GYC Explains Value of Latest Agreement for Yellowstone National Park Bison

April 23, 2008
Yellowstone bison, Kurt Repanshek photo.

The $2.8 million deal to acquire grazing rights for Yellowstone National Park bison is a good deal, according to the Greater Yellowstone Coalition. Kurt Repanshek photo.

On April 17, Montana Governor Brian Schweitzer and Yellowstone National Park Superintendent Suzanne Lewis announced that an agreement had been struck that opens up additional habitat for bison north of the park. This deal signifies the biggest step forward for Yellowstone bison in over a decade and will result in bison roaming onto traditional winter habitat over six miles north of Yellowstone National Park.
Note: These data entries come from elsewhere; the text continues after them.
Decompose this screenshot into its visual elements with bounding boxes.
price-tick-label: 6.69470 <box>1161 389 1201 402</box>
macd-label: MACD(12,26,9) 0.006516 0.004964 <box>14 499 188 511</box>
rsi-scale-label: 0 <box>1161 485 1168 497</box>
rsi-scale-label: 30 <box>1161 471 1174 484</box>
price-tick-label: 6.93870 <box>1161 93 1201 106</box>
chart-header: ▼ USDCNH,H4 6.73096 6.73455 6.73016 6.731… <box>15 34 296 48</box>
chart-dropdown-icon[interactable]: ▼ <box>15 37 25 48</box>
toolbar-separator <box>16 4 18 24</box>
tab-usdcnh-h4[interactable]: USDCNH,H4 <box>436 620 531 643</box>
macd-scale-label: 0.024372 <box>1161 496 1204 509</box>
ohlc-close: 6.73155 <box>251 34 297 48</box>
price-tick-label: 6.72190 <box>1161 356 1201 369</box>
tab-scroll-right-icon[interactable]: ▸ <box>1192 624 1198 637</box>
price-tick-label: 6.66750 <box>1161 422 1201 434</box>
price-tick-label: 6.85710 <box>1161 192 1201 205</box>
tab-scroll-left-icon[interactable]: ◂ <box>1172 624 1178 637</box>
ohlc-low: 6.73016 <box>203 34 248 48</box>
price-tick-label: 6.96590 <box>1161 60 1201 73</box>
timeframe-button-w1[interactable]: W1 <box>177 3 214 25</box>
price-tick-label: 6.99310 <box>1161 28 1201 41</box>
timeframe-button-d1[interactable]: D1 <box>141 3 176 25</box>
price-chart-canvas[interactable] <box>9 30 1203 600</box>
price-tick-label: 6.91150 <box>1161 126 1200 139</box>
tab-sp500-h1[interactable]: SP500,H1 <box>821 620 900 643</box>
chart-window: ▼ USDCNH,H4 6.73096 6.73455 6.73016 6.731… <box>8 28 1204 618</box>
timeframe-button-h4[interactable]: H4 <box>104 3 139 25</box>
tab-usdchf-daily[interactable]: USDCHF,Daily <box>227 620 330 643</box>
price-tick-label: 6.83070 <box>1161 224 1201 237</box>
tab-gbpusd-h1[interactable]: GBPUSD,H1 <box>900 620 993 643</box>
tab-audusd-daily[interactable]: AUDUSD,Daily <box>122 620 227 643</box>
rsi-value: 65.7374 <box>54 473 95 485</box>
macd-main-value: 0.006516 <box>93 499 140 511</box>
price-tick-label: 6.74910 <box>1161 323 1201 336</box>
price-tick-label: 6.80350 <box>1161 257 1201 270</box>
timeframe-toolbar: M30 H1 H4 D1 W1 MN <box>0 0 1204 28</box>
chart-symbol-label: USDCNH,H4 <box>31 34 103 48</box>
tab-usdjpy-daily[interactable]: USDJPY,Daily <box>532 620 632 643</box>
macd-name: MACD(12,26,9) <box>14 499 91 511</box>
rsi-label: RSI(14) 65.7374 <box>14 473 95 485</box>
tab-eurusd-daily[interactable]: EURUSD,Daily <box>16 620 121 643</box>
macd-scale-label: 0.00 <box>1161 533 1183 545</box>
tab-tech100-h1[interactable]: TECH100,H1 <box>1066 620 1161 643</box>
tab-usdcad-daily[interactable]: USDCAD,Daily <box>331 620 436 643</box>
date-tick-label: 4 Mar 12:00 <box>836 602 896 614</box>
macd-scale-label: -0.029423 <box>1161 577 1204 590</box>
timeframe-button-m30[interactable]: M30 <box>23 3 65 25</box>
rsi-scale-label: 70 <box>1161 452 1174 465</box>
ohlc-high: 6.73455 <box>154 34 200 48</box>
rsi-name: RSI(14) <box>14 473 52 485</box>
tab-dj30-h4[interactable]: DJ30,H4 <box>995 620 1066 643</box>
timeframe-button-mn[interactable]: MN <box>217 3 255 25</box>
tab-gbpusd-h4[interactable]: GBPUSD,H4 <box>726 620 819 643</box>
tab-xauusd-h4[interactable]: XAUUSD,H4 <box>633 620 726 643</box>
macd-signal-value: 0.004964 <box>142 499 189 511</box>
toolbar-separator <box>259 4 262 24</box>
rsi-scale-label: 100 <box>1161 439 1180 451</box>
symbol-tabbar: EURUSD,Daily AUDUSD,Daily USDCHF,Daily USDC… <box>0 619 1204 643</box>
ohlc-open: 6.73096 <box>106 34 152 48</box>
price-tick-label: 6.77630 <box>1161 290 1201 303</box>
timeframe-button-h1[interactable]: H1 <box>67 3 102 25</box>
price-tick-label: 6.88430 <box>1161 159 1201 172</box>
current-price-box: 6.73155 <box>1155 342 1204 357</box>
The agreement provides a vital corridor for bison to move through the Royal Teton Ranch and north to Cutler Lake, south of Yankee Jim Canyon.

This agreement signifies the first time since federal and state agencies have been managing bison together that an investment will be made in the welfare of bison rather than simply hazing them back into the park or shipping them to slaughter when they attempt to leave the park. The Park Service has secured $1.5 million, the State of Montana has committed $300,000, and Greater Yellowstone Coalition and other conservation organizations have pledged to raise the remaining $1 million by this fall to have everything in place for next winter.

Year after year, the bison slaughter results in unflattering national and international attention and is a black eye for local communities and Montana. This long and snowy winter was no exception. It reminds us once again that current management of this species is significantly flawed and changes are needed if we hope to manage bison as valued, native wildlife.

And if the day-to-day reporting on the largest bison slaughter since the 1800s wasn’t enough to hammer home that bison management isn’t working, the non-partisan Government Accountability Office (GAO) just completed a two-year study that concluded the Interagency Bison Management Plan (IBMP), which directs all aspects of bison management, is stalled and needs significant improvement.

The GAO reported that $16 million has been spent on bison management since 2002 (this does not include money spent this year). Despite several years passing and that amount of tax dollars spent, not a single new acre of habitat has been opened up for bison use since the plan was signed. Funding for this deal will support a positive step towards much-needed habitat for bison and reducing the senseless hazing, capturing, and slaughter that has devoured tax dollars in years past.

More habitat is a key component of a long-term, sustainable solution for bison. Specifically, removing cattle from the Royal Teton Ranch was raised over and over again by bison advocates as an important part of the bison management puzzle—and again by the GAO this spring.

Bison use of the habitat made available by the Royal Teton Ranch agreement will be directed by the IBMP signed in 2000. The plan outlines that a small number of bison can use the public lands outside of Yellowstone the first year and then up to 100 the year after. Both Montana Fish, Wildlife and Parks Regional Director Pat Flowers and Superintendent Suzanne Lewis stated that as the agencies gain experience managing bison on this newly opened-up landscape they can use the adaptive management provision of the IBMP to allow even more bison to utilize this habitat.

While this agreement is a huge step forward, it alone does not solve the larger challenges of bison management outside of Yellowstone Park. Groups supporting this agreement – Montana Wildlife Federation, National Parks Conservation Association, National Wildlife Federation, Greater Yellowstone Coalition and others - recognize that this is a first step in what we all hope is a series of conversations and projects to find ways to open up more habitat for bison north and west of the park.

For example, north of West Yellowstone, cattle no longer graze Horse Butte at any point during the year and no cattle are in the larger Hebgen Basin in the winter. Bison should be allowed room to roam there. Local residents are calling on state and federal agencies to allow bison to forage on Horse Butte. This is one of several examples in which the IBMP must respond to on the ground changes that will provide bison more room to roam outside the park while maintaining separation between bison and livestock.

Working together, all of us who love bison need to push for those changes and more. The ultimate goal we all share is a free-ranging bison population that’s treated like other wildlife.

The Royal Teton Ranch agreement should be viewed as a beginning of, not an end to, positive change for Yellowstone bison.

Amy McNamara is the National Parks Program Director for the Greater Yellowstone Coalition. She lives and works in Bozeman.